Following is the statement of Paul Joseph Goebbels, Nazi minister for propaganda and public enlightenment, made in answer to the protest of Wilhelm Fuertwaengler, conductor, against the Nazis’ discriminatory action against Jewish musicians and even non-Jewish musicians who happened to be non-Nazi. The basis of Goebbels’ statement is that art must be nationally grounded:

“As a German politician, I cannot acknowledge your dividing line—between good and bad art—as the only one. Art must not only be good but it must be also popularly grounded. It can be expressed even better: Only that art which draws its inspiration from the body of the people can be good art in the last analysis and mean something to the people for whom it has been created.

“There must be no art in the absolute sense, such as a liberal democracy acknowledges. An attempt to serve such art would end in the people’s losing all internal contact therewith and the artist becoming isolated in a vacuum of art for art’s sake. Art must be good, but, beyond that, conscious of its responsibility close to the people and militant.

EXPERIMENTATION DEPLORED

“That art will no longer bear experimentation I freely admit. It would have been more appropriate, however, if the protests against artistic experiments had been raised at a time when the German art world was almost exclusively dominated by the experimental mania of elements alien to our people and race, who gravely compromised the reputation of German art in the eyes of the world.

“You are surely right when you assert that quality should be not only the ideal but the essential question. You are right even more when you fight with us against the rootless and destructive art attempts that are corrupted by banality and fried-out virtuosity. I admit willingly that Germanic representatives have also taken part in those evil doings; but that only proves how deeply the roots of these perils had already penetrated the German soil and how necessary it was to take a stand against them.

“True artists are rare. They must, therefore, be fostered and supported. Such artists will always get a hearing in Germany.

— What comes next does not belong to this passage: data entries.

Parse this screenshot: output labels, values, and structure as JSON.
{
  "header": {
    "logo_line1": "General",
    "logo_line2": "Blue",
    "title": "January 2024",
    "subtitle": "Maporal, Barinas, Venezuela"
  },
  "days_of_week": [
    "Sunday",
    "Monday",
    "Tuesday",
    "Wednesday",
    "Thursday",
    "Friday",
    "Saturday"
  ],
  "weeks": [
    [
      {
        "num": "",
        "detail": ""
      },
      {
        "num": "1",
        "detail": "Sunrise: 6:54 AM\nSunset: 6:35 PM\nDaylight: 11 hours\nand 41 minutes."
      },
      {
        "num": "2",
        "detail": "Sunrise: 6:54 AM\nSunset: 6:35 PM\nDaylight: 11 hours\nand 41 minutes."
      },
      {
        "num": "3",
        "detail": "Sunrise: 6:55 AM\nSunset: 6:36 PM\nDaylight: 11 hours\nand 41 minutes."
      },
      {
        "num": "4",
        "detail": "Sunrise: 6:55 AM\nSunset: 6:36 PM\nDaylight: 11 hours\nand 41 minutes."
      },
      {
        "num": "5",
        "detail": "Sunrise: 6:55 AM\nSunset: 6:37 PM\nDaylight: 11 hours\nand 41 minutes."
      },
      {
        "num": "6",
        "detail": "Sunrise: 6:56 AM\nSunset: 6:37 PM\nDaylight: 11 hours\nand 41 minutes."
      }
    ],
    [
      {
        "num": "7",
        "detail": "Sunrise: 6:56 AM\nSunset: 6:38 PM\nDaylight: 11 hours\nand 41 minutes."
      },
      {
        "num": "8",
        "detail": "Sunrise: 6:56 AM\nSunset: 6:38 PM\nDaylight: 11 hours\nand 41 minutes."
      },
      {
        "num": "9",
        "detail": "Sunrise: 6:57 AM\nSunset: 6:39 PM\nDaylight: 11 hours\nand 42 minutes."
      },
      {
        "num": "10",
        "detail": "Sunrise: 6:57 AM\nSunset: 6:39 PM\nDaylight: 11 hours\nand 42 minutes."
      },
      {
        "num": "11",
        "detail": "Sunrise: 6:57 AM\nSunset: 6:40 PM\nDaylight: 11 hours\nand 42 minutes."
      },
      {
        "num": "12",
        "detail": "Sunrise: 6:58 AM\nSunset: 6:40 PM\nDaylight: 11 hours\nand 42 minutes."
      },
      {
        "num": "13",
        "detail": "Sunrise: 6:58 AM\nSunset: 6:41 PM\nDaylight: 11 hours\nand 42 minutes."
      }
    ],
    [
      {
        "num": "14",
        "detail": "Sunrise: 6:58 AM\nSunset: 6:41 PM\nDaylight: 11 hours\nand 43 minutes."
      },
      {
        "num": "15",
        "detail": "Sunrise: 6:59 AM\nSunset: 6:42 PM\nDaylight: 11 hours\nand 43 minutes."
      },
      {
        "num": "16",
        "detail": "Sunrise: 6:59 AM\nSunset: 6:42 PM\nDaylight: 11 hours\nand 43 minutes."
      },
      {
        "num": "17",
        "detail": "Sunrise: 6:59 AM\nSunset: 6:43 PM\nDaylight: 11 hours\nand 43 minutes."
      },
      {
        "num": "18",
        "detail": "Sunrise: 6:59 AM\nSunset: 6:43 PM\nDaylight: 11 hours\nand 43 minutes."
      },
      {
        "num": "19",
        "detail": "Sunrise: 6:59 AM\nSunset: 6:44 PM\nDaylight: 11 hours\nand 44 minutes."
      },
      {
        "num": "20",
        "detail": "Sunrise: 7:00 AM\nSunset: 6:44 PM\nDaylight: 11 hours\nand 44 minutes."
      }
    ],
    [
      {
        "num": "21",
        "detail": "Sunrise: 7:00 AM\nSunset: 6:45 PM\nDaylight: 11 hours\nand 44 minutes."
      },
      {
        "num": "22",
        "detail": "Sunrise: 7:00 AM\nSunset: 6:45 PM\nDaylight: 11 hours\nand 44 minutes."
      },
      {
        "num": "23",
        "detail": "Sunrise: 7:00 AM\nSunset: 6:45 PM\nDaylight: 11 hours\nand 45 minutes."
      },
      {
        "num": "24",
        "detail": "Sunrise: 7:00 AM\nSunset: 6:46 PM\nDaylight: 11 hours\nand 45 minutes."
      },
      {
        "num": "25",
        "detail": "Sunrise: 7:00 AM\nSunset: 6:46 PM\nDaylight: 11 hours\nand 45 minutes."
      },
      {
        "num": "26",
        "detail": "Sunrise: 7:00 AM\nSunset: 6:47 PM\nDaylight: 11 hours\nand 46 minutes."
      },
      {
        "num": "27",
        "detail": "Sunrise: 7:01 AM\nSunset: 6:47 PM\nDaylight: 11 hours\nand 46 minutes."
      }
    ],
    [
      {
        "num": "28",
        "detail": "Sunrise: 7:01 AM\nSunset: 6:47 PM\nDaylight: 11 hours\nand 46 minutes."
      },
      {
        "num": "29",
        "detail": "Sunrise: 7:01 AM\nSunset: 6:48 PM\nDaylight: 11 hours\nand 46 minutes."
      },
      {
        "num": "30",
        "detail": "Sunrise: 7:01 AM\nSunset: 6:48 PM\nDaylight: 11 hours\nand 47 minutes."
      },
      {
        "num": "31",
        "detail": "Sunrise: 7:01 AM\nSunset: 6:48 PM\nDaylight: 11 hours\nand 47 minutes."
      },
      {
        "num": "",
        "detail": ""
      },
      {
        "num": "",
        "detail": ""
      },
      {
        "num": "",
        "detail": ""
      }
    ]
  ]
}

“But to complain of the circumstances that here and there men like Walter, Klemperer, Reinhardt, etc., have canceled their concerts appears to me the less appropriate at this time when it is considered that during the last fourteen years really German artists have often been condemned to complete silence and that events of recent weeks—which we also do not approve—represent a natural reaction to that state of affairs.

FREE FIELD IS DESIRED

“I am of the opinion that among us every genuine artist should have a free field for unhampered activity. But, as you say yourself, he must then be a constructive, creative person—he must not belong to those whom you justly castigate, those who are rootless, disintegrating, shallowing and destructive and mostly have only technical capacity.”